Уилл смеется, когда я ему это рассказываю. «Не лучший способ поймать рыбу, – говорит он. – Поверь, я знаю. Я с детства рыбачу». Он вырос в глуши; зимой у них окна снегом засыпало.
Может, я ненадолго его и очарую, но что будет, когда пелена спадет? Скоро он узнает, что я не умею рубить дрова и разводить костер. Бен-то привык, что я только болтаю и ничего не делаю, и у меня немало времени ушло, чтобы заручиться его благосклонностью.
Меня пугает мысль, что придется быть с кем-то долго и заново заслуживать себе очки. Это кажется невозможным. Одно дело в начале, когда мужчина очарован и все ему в тебе кажется замечательным, а другое потом – рано или поздно это «потом» все равно настанет. Он устанет от тебя, оттого, что ты все время ведешь себя одинаково, от твоих оплошностей, больших и маленьких. Я этого не вынесу. Трейси говорит, ерунда все это, надо хватать быка за рога и закрутить с Уиллом, пока Бен в отъезде. И я могла бы. Я могла бы. Я могу.
Надо всего лишь раздеться перед незнакомцем, которого в долгосрочной перспективе не интересует ни мое благополучие, ни психическая устойчивость; неужели это сложно? Это я смогу. И, может, даже будет весело. Особенно если этот незнакомец смеется над моими шутками; особенно если ему нравится, что я никогда не ною и не спрашиваю, толстая ли я; особенно если он согласится за ручку водить меня к врачам и стоматологам, хотя мне совсем не хочется к ним идти (ведь там я непременно умру, умру ужасной смертью); особенно если его не волнует моя бытовая безалаберность и то, что я, как хиппи семидесятых, не делаю интимную эпиляцию; особенно если он не против заботиться еще и о моем брате, поддерживать его финансово и эмоционально до конца жизни, и о матери, которая, конечно, добрая и хорошая, но без гроша за душой. Если незнакомец на все это согласен, почему бы и нет, я двумя руками за и с радостью отдамся ему всеми доступными способами и буду делать это хоть до самого рассвета.
Но я замужем. И счастлива, между прочим. Поэтому мы просто переписываемся. Шлем друг другу сообщения, стоит нам только разойтись в разные стороны. Всякие глупости, шутки про новости или то, как проходит наш день. Иногда я пишу ему и поздно вечером, но только совершенно невинные вещи. Например, сегодня написала из ванной: «Интересный факт обо мне: вместо электрической щетки я теперь пользуюсь обычной».
Иногда Уилл вздрагивает, когда я заговариваю на неудобные темы. Он рассказал мне много интересного, но о войне не рассказывал никогда.

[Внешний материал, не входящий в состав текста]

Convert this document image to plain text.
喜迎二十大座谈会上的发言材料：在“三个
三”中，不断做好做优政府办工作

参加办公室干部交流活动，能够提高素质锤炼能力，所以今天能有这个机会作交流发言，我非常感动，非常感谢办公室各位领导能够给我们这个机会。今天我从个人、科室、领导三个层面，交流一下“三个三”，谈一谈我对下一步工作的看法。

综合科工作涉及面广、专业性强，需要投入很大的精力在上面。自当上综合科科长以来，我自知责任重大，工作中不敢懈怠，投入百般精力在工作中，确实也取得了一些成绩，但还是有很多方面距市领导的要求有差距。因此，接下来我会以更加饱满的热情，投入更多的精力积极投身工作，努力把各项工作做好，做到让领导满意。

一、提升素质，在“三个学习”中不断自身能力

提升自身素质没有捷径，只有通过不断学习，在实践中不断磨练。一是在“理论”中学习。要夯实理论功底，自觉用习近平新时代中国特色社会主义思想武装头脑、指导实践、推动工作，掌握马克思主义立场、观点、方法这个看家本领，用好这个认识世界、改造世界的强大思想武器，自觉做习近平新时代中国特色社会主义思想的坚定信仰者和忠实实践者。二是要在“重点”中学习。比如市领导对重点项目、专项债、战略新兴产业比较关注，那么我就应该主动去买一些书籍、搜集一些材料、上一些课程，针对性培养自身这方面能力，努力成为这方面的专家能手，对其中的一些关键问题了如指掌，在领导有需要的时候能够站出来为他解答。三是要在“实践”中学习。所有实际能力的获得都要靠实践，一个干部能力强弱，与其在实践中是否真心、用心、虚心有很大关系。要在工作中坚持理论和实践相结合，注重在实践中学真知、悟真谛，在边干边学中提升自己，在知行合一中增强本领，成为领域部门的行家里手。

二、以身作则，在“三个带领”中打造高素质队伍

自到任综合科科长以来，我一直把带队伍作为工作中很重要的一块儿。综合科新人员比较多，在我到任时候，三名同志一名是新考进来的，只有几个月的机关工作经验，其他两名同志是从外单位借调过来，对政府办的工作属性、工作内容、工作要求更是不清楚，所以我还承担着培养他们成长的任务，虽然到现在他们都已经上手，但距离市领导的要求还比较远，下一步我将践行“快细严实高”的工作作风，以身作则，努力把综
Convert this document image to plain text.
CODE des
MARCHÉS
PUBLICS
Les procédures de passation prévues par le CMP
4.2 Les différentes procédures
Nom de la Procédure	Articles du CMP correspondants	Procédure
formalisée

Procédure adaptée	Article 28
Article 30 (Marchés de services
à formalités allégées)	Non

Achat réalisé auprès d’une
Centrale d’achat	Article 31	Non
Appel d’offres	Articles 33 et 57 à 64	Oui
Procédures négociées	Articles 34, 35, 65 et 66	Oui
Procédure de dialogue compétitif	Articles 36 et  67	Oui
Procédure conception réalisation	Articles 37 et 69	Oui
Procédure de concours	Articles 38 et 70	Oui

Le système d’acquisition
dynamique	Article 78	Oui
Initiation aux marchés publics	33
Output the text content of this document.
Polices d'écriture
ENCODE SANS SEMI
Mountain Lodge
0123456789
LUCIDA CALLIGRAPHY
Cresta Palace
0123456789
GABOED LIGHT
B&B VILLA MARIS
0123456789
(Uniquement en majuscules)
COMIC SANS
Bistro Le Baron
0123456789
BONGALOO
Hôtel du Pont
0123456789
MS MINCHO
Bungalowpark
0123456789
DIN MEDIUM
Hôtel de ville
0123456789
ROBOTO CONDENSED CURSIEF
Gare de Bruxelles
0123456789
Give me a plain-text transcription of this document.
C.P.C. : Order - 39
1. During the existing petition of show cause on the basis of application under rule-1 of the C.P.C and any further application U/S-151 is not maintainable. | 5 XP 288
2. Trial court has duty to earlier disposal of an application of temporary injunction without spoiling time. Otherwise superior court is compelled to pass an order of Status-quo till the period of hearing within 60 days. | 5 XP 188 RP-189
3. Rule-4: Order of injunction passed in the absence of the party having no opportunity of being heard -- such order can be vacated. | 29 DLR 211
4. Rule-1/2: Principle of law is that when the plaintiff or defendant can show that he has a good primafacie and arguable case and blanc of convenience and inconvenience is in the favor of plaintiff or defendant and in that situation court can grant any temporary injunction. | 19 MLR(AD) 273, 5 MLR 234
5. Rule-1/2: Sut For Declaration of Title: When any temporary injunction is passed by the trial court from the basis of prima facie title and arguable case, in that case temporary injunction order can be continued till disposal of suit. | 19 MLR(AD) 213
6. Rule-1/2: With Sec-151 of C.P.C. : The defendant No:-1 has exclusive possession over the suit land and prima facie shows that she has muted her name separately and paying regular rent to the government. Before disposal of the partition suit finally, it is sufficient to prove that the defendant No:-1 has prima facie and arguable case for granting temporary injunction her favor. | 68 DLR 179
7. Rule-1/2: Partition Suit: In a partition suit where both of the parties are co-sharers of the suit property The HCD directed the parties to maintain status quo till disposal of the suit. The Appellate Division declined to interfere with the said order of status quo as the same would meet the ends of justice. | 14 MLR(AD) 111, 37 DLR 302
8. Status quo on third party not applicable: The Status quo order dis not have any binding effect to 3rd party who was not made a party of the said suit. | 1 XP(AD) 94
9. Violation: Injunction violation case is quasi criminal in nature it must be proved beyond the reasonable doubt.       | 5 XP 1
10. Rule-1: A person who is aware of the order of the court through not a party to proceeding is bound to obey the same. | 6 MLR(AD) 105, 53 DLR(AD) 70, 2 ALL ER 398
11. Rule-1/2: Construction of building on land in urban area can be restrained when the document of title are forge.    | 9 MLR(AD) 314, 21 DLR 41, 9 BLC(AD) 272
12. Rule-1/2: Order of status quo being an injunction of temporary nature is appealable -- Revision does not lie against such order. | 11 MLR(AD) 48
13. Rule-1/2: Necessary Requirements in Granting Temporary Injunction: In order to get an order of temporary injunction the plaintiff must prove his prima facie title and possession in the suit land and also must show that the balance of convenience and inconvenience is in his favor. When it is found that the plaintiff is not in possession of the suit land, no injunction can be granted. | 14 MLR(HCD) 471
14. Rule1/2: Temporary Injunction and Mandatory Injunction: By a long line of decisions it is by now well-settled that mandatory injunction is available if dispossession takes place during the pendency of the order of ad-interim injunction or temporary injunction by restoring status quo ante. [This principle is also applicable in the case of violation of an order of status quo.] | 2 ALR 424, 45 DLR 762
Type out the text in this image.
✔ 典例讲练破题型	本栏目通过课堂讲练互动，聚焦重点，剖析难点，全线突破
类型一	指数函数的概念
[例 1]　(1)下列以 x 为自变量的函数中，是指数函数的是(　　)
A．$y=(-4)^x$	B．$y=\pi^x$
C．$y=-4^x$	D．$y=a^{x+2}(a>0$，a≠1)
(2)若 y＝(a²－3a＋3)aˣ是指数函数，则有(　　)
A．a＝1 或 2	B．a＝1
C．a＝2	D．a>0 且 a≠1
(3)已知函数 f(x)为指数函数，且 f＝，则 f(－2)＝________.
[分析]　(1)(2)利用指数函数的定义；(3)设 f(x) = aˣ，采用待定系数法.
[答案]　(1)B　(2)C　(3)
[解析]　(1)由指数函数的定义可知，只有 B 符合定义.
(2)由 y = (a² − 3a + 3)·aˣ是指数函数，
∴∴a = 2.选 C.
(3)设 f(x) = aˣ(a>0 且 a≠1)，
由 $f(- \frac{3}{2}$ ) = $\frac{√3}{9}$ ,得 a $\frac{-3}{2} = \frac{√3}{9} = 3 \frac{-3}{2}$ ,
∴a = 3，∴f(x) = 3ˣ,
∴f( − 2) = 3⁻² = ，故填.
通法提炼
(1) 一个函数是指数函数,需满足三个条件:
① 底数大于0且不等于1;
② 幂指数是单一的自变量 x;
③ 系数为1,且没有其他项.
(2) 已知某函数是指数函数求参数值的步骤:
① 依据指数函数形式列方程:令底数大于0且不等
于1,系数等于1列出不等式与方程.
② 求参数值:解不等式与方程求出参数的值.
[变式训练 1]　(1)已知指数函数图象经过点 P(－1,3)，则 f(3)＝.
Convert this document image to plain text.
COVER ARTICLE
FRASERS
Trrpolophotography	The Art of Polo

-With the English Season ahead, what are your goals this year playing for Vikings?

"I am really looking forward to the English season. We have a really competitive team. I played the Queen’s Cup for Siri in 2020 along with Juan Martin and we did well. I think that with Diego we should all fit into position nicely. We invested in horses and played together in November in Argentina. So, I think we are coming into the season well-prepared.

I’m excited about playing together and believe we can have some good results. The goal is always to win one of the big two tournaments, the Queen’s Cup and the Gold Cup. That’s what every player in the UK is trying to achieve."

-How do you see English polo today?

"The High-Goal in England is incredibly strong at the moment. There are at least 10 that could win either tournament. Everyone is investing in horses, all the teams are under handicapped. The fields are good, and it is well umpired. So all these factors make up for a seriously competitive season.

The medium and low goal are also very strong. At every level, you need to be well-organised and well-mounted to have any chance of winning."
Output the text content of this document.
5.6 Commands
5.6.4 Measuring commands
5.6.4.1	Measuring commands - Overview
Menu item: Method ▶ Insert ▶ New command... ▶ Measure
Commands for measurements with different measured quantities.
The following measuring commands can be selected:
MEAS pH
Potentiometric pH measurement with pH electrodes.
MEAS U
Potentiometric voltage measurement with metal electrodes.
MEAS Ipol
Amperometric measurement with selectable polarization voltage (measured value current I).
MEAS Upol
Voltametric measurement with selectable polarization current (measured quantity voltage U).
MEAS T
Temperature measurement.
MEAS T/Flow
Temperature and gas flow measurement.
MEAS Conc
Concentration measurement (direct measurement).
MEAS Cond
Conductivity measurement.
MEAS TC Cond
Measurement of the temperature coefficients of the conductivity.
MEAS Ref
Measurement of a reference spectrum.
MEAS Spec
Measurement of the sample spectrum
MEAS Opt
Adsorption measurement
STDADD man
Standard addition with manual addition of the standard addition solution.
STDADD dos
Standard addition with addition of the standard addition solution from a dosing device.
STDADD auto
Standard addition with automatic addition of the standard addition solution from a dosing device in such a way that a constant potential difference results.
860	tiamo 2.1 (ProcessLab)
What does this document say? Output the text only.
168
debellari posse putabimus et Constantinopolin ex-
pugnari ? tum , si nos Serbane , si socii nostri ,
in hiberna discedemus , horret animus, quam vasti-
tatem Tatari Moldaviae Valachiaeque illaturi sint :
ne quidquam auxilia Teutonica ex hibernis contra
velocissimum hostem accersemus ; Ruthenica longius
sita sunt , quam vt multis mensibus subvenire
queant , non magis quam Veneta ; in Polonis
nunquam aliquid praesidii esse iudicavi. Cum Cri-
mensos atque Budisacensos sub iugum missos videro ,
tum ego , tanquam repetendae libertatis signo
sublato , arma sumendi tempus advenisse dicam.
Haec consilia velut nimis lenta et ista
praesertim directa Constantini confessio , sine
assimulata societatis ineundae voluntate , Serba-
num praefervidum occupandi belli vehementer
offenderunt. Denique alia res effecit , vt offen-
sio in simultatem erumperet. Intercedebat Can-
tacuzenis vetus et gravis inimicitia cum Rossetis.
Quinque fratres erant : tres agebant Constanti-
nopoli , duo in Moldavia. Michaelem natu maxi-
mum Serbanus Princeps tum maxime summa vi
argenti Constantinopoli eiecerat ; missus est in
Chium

Это, конечно же, не совсем так. Однажды он говорил о войне, точнее, не о самой войне, а о времени накануне войны. Когда сказал, что тело чувствует начало войны еще до того, как это понимает мозг. И человек начинает замечать то, на что раньше не обращал внимания.
Ты точно не шпион? Ты похож на шпиона, однажды сказала я ему. Я не шпион, ответил он. Но, если хочешь, могу отправить тебе зашифрованное сообщение.
На занятиях медитацией одна женщина рассказывает, что с ней случилось. У нее такая болезнь, когда малейшее прикосновение причиняет боль. «Это невыносимо», – говорит она. Марго кивает. «Это невыносимо», – машинально повторяю я про себя.
О том, как умер муж Марго, ходят разные слухи. Кажется, его укусила пчела. Это случилось с ним впервые в жизни, и оказалось, что у него смертельная аллергия.
В некоторых дзен-буддистских монастырях «слухами» считается все, что люди говорят, не глядя друг другу в глаза.
В коробке у Генри маленькие листочки бумаги, исписанные мелким почерком. Мы оба представляем, что будет, если кто-то найдет эту коробку. В первый раз у него ушла неделя, чтобы заполнить коробку. В следующий хватило четырех дней. Часто бывает так, что сначала мысли становятся все более и более ужасными, а потом все налаживается. Это нормально; этого стоит ожидать. Но можно ожидать чего-то и все равно удивиться.
«Начнем?» – говорю я. Генри кивает, сутулится. В парке почти никого нет, потому что холодно. Мы сидим на дальней скамейке. Он по очереди читает заметки, как велела Марго. И я терпеливо слушаю, как ребенка сжигают, душат, вешают, живьем сдирают с него кожу. Разрываю записки на кусочки, выбрасываю.